I’m weird and I’m always thinking
I’m sad and lonely
Why won’t you ever talk to me?
My skin is black and my hair is curly
The boys call me ugly.
I am ugly.
I wish I had a momma and a daddy
Are you there?
I’m sorry I’m so bad
Please help me.
I really didn’t know much about the person of God. How to access Him, His friendship. Most of the times I would feel extremely guilty and unworthy to the point where I wouldn’t even try to learn anymore. Kenya’s murder brought me to my knees and to the end of myself. I couldn’t sleep at night. I was smoking marijuana and going through alcohol bottles nonstop. I moved on to cigarettes and prescription pills. I became promiscuous, giving my body away. I would go out Monday through Sunday, drinking and partying. I would start fights in the clubs, throwing alcohol bottles and dancing on tables. I was angry. I needed to know that was okay. It was okay to be angry. I thought it was fun at the time, but that’s because I suppressed the truth, the pain.

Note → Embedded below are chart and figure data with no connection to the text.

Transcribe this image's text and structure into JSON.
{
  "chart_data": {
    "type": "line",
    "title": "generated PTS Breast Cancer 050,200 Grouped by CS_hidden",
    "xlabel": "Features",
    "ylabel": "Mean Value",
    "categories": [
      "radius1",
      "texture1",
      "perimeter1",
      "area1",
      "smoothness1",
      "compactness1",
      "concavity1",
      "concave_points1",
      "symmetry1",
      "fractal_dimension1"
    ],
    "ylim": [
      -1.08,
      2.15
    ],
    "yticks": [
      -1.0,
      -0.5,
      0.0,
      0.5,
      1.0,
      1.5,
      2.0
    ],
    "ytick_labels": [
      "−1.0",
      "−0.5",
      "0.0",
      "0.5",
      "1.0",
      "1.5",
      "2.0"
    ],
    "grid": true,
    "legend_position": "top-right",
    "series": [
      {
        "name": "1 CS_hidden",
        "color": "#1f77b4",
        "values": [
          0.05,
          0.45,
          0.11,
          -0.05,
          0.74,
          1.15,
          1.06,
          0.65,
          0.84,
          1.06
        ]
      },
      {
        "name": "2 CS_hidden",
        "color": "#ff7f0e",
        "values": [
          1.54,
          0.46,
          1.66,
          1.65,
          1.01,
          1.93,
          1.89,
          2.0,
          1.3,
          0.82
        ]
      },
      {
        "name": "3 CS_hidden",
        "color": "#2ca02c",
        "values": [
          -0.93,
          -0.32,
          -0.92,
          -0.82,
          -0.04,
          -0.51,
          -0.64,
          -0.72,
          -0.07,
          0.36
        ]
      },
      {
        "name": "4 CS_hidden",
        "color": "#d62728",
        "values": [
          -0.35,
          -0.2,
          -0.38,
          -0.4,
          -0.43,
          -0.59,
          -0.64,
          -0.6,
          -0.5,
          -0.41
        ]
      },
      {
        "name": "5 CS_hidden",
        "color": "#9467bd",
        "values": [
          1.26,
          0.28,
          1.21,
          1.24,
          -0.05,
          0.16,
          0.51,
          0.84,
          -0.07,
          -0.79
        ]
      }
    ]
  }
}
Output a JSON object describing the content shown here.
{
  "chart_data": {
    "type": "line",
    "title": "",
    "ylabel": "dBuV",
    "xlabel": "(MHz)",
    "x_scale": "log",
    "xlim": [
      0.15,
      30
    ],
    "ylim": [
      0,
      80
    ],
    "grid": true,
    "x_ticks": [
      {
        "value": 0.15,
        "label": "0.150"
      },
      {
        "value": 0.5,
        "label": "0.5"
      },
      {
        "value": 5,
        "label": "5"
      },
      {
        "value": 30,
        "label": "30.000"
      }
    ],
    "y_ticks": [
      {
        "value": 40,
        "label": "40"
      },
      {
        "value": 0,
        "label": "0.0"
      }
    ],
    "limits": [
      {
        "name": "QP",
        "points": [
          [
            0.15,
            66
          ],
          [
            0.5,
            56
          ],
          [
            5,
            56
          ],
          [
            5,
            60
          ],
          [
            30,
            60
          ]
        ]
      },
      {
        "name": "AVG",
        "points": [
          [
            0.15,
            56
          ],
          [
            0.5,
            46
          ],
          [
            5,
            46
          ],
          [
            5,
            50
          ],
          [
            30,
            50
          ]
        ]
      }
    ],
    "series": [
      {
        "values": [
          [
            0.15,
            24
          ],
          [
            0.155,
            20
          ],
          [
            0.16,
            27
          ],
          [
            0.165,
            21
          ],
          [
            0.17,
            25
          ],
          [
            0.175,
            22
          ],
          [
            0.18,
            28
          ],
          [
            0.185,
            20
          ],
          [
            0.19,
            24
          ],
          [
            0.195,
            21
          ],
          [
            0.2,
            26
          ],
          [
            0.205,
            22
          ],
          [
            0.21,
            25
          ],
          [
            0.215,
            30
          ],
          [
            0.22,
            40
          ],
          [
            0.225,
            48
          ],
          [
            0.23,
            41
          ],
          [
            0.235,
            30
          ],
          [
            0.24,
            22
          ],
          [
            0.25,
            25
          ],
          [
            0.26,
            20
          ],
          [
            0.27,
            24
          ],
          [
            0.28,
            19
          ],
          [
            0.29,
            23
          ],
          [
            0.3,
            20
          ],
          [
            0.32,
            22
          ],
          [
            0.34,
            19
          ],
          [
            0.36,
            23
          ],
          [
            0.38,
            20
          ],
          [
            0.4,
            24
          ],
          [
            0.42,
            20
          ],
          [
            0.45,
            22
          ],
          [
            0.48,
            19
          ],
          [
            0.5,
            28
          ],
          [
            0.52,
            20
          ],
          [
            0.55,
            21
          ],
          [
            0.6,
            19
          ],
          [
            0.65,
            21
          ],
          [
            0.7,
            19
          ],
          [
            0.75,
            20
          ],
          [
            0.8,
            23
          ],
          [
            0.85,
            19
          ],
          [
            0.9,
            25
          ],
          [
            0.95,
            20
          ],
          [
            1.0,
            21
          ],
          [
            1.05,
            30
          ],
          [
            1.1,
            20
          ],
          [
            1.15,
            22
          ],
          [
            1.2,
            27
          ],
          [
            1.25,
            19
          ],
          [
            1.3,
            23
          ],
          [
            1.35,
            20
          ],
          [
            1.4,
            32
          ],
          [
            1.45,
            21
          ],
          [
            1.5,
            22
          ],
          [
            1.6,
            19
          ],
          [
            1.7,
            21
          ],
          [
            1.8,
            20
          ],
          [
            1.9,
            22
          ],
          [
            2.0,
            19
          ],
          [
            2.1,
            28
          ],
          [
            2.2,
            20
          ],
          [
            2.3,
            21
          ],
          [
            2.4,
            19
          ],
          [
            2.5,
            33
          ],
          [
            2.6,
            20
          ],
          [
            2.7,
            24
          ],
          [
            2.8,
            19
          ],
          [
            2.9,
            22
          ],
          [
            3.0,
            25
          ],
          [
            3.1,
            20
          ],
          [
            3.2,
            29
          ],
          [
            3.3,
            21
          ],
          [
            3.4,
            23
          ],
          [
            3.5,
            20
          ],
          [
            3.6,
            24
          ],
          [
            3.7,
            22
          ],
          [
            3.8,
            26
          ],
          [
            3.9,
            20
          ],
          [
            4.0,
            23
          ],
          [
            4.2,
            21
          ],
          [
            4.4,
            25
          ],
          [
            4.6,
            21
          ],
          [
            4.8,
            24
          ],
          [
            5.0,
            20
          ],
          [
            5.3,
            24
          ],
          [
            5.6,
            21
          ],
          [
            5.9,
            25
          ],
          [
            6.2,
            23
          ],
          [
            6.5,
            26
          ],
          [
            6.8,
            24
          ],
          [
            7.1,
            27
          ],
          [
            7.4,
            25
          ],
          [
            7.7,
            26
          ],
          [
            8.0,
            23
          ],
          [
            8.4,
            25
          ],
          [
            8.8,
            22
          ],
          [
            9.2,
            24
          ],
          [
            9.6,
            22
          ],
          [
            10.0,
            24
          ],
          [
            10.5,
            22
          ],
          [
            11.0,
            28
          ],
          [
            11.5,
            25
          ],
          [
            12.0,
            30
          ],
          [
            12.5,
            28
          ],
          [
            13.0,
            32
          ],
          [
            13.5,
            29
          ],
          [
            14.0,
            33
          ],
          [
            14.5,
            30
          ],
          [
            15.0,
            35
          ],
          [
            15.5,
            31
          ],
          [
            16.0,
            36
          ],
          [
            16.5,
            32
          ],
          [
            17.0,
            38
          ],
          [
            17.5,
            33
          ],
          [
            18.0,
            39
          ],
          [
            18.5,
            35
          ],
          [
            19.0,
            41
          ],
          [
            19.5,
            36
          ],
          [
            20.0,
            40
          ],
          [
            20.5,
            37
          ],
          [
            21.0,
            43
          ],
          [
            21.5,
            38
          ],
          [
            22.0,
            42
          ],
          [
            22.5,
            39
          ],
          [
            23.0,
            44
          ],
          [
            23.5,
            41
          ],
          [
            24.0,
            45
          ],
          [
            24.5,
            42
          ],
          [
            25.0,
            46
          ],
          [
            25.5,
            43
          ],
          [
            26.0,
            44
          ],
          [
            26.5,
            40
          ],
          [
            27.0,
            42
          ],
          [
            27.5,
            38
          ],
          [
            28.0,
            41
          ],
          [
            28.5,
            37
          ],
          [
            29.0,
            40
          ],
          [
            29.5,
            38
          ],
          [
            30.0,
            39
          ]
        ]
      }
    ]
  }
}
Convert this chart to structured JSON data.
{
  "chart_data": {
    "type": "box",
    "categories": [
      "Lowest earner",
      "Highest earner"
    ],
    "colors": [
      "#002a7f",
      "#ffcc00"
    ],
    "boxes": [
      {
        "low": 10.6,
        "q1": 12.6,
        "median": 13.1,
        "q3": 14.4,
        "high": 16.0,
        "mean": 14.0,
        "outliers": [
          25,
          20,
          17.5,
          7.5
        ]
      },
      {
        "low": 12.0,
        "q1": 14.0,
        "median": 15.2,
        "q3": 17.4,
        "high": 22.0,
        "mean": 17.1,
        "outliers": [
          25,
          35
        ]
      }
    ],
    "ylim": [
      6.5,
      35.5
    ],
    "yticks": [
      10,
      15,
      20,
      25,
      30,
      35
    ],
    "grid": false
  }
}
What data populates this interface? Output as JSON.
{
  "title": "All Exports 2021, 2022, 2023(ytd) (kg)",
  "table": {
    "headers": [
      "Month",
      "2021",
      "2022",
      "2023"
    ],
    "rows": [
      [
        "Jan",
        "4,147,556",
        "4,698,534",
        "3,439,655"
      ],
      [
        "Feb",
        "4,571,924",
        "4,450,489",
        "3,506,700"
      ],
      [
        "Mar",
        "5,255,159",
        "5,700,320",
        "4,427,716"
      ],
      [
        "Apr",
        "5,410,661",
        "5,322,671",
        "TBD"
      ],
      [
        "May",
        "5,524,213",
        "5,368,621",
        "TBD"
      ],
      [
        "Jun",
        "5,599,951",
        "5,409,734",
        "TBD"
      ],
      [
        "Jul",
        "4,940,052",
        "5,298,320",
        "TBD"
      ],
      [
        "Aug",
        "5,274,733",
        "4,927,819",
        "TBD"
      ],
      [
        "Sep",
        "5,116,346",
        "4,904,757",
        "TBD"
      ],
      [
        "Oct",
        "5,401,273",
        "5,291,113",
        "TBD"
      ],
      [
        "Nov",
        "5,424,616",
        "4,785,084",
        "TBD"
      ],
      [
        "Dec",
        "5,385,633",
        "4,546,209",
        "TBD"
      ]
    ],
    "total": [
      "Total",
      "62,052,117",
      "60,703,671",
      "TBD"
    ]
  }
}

The truth was I was afraid. Afraid that God didn’t want me, that I wasn’t enough. That somehow, I was not a part of His chosen few and that I would not only live a life of inadequacy but spend an eternity in hell too. I was afraid something was wrong with me. I wanted to be “good.” I just couldn’t. I didn’t have the tools. Wrong was too easy, too accessible, and it felt “good.” It was an answer to my hurt no matter how temporary, or how horrible I would feel in the end. I didn’t know another way; it wasn’t necessarily that I didn’t want another way. I would learn songs at church, but what I really needed to learn is how to live. How to accept Jesus. Why He wasn’t answering me when I prayed. Why I couldn’t seem to understand His concepts. Why I would be up all night terrified, tormented in my thoughts, incapable of believing that Jesus could love me. It would have helped to know how God worked, to hear about how He prepares things, how He works in His own time. It would have helped to know about sin and that He sent His son Jesus to die for me, to take my place in suffering. It would have helped to know about faith, a simple childlike belief in Jesus. In all my years in church, I never heard anyone talk about their torment, their fear. I thought I was crazy, like mentally insane, truly. I must be super evil, I would think to myself, unsaveable.